In 1998, after the signing of the Good Friday accord in Belfast, which promised a power-sharing executive to include all the elected Northern Ireland parties, Seamus Mallon, deputy leader of the SDLP memorably referred to the deal, as ‘Sunningdale for slow learners’. Those of a certain age nodded sagely in agreement and chuckled knowledgeably at his phrasemaking abilities, while many more, particularly in the Republic, wondered why Seamus had invoked a posh English golf course in the context of the Belfast Agreement.
But they probably got distracted by the sheer joy of the complexities of the previously unheard of d’Hondt method of ministerial selection and just put it all down to Mr. Mallon’s legendary fondness for the game of golf.
But the soon-to-be Deputy First Minister didn’t actually have a sporting context in mind at all. He was referring to the December 1973 Sunningdale agreement which, lo and behold had established … a power sharing executive, almost a quarter of a century before the Good Friday deal.

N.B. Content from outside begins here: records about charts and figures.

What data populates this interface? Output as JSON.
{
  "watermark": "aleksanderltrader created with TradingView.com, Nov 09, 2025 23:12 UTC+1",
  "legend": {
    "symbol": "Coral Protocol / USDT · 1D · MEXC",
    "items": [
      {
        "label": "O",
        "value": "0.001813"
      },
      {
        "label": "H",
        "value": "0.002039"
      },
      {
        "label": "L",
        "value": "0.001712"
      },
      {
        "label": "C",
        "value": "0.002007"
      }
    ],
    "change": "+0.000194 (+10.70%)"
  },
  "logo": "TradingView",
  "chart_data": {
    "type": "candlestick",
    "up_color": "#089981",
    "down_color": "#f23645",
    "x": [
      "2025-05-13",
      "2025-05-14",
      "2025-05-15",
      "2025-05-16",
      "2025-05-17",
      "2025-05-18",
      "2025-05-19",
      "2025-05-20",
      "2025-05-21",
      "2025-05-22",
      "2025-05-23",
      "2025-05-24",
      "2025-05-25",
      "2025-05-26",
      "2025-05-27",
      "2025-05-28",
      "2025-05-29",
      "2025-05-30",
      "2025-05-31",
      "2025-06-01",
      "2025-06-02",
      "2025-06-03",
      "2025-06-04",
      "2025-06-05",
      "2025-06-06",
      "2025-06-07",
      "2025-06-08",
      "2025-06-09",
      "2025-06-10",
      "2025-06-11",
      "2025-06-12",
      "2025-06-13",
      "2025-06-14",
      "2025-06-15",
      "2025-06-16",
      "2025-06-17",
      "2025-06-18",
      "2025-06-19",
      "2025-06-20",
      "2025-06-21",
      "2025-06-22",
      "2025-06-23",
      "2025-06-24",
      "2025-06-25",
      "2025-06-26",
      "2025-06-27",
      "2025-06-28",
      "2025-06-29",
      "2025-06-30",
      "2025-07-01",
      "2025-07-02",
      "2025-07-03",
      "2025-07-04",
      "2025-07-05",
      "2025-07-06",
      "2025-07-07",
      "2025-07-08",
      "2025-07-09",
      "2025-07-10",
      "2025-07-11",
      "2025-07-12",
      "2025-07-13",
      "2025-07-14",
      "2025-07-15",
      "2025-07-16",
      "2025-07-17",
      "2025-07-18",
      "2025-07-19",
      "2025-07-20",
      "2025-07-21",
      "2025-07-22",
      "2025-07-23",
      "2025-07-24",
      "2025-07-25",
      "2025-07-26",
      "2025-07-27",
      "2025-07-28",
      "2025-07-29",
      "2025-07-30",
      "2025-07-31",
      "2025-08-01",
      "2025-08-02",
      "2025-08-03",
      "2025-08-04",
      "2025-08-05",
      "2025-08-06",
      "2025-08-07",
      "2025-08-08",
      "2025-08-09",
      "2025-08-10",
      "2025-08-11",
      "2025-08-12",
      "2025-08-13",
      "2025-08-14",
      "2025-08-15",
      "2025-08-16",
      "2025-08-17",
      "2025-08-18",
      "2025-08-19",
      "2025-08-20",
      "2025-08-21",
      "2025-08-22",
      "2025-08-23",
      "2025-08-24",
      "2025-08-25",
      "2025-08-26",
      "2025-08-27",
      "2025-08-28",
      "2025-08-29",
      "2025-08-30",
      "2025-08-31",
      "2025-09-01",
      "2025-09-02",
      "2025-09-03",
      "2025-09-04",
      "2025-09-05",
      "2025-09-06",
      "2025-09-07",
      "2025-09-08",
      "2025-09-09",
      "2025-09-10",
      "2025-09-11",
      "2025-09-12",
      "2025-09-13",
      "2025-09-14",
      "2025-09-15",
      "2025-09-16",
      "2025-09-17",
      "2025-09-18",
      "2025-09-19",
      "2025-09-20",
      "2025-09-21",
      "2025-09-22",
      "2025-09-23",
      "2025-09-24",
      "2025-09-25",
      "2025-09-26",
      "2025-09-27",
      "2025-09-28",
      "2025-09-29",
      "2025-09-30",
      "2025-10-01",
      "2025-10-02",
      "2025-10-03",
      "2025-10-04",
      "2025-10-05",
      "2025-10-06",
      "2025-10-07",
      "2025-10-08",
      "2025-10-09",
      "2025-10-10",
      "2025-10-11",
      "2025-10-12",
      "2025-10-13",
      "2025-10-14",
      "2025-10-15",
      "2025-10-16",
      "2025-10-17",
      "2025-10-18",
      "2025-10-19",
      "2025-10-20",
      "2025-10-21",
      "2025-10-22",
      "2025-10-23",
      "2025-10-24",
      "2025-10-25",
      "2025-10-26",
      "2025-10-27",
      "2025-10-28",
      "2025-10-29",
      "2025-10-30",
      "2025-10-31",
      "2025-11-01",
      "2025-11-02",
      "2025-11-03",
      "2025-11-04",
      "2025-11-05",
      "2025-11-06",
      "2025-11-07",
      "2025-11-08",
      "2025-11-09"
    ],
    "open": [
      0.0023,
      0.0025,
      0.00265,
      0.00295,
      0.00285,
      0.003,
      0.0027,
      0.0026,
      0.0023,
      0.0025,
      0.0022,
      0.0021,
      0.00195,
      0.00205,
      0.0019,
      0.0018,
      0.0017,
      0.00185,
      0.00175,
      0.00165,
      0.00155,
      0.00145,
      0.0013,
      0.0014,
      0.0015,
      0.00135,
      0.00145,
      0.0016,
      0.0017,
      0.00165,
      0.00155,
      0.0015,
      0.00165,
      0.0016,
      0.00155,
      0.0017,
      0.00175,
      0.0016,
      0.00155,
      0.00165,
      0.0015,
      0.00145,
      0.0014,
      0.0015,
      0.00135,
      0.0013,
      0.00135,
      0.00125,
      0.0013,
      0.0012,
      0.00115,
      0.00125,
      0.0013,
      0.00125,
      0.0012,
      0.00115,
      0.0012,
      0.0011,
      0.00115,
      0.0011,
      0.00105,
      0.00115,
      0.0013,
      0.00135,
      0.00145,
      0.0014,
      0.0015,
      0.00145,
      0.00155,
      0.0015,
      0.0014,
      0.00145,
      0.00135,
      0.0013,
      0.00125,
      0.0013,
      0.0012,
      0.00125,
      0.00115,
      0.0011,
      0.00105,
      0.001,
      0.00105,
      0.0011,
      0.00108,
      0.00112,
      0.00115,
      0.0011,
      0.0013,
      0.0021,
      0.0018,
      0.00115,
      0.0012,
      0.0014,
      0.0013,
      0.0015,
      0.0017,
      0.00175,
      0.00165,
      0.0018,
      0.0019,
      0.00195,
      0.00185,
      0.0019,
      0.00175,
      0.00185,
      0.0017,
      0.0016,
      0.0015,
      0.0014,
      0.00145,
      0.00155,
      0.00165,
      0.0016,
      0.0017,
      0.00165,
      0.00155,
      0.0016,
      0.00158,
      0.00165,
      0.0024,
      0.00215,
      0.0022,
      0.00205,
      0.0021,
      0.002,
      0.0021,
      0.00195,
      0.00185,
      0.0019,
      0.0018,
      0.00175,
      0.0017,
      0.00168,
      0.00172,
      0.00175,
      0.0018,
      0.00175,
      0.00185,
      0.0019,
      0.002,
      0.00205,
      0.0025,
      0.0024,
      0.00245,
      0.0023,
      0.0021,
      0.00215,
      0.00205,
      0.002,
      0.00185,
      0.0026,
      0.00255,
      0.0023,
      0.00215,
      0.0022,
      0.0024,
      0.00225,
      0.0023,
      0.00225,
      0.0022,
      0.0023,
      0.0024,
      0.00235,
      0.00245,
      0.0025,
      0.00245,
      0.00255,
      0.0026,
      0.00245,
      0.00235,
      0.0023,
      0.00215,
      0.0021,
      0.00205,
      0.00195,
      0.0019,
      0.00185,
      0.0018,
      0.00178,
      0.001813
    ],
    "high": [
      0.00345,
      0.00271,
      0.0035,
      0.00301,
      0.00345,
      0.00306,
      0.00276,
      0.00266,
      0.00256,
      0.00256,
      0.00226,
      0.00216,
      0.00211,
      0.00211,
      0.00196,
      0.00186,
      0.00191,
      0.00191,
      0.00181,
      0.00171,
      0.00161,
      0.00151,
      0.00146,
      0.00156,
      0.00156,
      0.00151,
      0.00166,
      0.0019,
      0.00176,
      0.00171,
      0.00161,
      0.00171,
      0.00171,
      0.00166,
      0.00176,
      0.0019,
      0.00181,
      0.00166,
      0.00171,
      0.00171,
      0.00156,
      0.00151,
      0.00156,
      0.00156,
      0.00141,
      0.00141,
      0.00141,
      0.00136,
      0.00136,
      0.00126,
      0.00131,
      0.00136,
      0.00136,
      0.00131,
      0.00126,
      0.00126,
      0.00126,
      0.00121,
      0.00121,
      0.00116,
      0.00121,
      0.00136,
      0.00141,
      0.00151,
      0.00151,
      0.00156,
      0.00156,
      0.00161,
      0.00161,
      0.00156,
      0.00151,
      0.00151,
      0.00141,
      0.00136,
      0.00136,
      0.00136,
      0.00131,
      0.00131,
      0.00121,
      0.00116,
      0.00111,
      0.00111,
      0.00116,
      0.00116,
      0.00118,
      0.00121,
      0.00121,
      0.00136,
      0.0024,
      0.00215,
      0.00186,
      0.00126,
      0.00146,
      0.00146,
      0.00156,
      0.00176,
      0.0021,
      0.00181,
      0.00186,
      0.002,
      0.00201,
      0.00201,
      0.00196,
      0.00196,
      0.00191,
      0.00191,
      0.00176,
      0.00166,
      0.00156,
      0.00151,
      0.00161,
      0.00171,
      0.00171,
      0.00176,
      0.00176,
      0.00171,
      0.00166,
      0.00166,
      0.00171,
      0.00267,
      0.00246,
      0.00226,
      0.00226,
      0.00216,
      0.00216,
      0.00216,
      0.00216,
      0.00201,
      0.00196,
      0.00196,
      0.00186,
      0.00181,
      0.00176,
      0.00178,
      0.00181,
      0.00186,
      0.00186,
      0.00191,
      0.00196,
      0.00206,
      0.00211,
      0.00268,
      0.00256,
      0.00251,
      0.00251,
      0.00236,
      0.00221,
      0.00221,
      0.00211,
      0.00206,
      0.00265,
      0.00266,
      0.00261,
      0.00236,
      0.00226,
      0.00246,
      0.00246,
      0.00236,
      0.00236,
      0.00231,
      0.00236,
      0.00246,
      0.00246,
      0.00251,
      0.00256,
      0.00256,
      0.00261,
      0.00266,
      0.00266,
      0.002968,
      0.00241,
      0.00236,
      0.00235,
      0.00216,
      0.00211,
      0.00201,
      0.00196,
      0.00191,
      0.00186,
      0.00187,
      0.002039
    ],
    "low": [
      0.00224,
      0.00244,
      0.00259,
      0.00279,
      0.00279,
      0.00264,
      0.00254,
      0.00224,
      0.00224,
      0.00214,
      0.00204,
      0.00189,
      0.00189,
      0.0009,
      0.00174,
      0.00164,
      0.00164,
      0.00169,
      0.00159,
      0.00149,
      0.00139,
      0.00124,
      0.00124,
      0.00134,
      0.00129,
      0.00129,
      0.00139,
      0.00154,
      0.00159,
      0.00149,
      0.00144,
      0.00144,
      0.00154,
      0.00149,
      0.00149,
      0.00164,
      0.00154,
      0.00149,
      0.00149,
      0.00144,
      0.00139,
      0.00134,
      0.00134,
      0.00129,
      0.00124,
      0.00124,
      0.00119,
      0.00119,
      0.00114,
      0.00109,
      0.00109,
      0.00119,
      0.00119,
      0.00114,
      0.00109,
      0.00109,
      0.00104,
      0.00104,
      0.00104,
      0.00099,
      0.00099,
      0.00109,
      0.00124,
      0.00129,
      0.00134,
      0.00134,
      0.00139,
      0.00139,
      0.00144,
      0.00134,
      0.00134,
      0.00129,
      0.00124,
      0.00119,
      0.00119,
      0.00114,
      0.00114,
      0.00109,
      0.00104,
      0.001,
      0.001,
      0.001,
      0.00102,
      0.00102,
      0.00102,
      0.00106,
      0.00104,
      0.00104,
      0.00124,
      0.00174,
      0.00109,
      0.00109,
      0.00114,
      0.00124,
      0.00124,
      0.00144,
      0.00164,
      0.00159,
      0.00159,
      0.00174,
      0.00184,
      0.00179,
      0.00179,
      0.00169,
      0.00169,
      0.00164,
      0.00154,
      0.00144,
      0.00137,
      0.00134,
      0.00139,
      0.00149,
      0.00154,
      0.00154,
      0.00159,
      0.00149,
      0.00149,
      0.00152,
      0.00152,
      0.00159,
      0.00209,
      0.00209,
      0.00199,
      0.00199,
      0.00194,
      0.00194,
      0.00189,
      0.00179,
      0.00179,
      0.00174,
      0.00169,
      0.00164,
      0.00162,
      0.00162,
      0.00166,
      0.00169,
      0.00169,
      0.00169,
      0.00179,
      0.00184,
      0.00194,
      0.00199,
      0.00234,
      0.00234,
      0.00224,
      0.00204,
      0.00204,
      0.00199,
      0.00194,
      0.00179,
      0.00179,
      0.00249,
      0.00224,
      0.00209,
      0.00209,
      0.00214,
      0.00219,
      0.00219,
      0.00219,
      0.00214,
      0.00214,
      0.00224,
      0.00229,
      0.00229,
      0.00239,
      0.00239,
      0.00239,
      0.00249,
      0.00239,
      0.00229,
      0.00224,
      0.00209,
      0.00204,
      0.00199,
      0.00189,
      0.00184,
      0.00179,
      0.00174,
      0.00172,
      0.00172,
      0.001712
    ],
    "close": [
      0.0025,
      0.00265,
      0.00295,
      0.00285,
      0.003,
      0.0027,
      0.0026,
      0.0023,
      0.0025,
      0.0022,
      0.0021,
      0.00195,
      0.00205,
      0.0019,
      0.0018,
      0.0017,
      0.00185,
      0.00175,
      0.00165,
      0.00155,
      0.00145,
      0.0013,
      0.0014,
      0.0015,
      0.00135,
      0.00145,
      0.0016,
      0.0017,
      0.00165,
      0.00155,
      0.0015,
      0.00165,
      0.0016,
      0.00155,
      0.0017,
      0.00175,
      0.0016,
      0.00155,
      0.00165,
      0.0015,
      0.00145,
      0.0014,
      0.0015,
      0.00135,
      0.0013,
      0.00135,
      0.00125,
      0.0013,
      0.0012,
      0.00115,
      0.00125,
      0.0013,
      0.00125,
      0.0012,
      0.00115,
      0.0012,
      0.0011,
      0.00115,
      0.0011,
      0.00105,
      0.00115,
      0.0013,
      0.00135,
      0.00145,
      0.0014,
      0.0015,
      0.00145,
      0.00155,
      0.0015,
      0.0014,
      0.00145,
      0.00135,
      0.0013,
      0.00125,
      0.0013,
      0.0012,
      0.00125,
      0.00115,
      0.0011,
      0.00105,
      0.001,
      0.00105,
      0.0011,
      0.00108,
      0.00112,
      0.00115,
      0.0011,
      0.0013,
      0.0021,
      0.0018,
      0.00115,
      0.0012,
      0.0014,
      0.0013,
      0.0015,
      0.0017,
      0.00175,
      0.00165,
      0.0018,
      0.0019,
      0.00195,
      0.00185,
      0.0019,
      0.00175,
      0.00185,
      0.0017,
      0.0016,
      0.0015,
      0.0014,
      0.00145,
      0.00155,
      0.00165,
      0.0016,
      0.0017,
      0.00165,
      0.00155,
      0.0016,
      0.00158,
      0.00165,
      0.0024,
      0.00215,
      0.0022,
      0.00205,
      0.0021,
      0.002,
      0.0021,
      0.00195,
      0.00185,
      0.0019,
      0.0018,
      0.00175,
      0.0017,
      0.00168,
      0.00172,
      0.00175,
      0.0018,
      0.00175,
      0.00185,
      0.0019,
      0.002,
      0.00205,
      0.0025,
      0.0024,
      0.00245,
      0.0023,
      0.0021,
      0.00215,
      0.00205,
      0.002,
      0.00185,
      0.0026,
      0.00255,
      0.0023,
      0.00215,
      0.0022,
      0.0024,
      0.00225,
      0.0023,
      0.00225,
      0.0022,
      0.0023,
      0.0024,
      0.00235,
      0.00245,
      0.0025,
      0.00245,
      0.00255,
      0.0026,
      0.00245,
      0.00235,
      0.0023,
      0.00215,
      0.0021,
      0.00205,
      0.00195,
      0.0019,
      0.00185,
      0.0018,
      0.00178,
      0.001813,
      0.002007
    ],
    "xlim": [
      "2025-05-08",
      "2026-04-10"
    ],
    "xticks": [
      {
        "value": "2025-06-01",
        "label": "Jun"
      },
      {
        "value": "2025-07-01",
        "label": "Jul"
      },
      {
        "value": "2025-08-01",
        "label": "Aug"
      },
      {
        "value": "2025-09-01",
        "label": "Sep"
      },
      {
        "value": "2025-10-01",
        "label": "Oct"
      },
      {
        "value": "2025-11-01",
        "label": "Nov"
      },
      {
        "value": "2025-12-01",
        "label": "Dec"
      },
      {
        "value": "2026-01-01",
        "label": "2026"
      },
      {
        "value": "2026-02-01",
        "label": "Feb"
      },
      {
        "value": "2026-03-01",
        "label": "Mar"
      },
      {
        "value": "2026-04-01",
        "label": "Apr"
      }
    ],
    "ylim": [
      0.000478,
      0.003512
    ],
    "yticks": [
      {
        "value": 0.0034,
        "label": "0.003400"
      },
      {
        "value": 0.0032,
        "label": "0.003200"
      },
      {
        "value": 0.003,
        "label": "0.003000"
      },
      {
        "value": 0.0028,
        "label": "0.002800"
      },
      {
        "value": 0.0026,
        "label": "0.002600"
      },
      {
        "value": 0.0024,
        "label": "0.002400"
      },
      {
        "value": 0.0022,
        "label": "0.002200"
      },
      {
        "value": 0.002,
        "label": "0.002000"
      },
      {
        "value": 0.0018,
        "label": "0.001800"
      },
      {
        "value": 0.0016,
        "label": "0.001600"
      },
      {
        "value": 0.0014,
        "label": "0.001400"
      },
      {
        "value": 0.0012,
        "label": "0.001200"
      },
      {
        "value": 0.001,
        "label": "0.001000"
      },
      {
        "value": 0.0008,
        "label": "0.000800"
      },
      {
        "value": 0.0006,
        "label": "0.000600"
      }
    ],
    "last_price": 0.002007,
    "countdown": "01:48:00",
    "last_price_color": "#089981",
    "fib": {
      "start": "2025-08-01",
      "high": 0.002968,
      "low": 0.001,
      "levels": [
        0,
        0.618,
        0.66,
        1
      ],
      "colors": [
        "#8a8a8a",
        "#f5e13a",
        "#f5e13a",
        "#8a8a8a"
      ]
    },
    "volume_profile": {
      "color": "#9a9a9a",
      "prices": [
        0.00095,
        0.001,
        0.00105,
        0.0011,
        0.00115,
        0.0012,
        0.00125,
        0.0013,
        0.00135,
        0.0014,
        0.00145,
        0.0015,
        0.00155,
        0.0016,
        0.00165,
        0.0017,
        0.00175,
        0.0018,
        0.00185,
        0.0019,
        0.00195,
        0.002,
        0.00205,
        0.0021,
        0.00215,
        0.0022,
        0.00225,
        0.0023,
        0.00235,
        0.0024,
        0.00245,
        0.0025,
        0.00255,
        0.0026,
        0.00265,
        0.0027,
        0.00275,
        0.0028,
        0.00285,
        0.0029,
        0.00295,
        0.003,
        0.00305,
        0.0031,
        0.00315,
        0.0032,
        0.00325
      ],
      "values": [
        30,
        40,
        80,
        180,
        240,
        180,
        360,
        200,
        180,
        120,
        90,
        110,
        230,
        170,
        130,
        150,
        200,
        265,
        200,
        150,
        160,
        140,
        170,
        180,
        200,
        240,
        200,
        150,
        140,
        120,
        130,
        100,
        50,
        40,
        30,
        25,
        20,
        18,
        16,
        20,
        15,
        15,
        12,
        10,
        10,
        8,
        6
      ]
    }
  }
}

The background to Sunningdale was the attempt by the British government to end direct rule of Northern Ireland from London. The Stormont Parliament, established under the 1920 Government of Ireland Act, had been suspended on 30 March 1972. That institution had almost, but not quite, been described by Sir James Craig- first Northern Prime Minister – as ‘A Protestant parliament for a Protestant people’. So it wasn’t greatly missed by Northern nationalists.
In March 1973 elections took place for a new Northern Ireland assembly and this was followed by negotiations between the SDLP and a divided Ulster Unionist party with a view to forming a power-sharing executive and bring about the ending of direct rule. In November, the UUP leader, Brian Faulkner, agreed to take his increasingly fractious party into government with the SDLP, under Gerry Fitt, and the Alliance party, led by Oliver Napier.
The next step was the negotiation of a North-South arrangement, with the formation of a Council of Ireland that had actually been envisaged by the 1920 Government of Ireland Act, but had never come to pass. Talks were held in the Berkshire town of Sunningdale, which does indeed have a championship golf course. This led to the establishment of a cross-border Council which would include a 60 member North-South Assembly and would have 32 county responsibility for ‘tourism, conservation and animal health.’ But the right wing of the Ulster Unionist party wasn’t even prepared to countenance ‘Rome rule’ over hotels, exhaust fumes and deadly clostridial diseases and the day after the agreement was signed by British Prime Minister Edward Heath and Taoiseach Liam Cosgrave all hell broke loose.
In January 1974 Brian Faulkner was forced to resign as UUP leader but remained in position as Prime Minister at the head of the executive. In May of that year loyalist opponents of the deal formed the Ulster Worker’s Council and called a general strike. This was seen at its most effective in the closing down of the main Northern Ireland power station in Ballylumford. A 1974 poll, which helped shepherd the power-sharing executive towards oblivion, included the use of an election poster bearing the pithy slogan ‘Dublin is just a Sunningdale away – vote Unionist’
The Executive collapsed on 28 May 1974 and Sunningdale returned to being the home of two picturesque 18 hole parkland golf courses.
It took almost twenty-five years and three thousand deaths for the Good Friday agreement – the grown-up big sister of the infant casualty Sunningdale – to start to bring an end to the politics of violence in Northern Ireland. Something which, of course, it has yet to achieve completely.
The Sunningdale agreement – which promised much but delivered little – was signed forty-three years ago, on this day.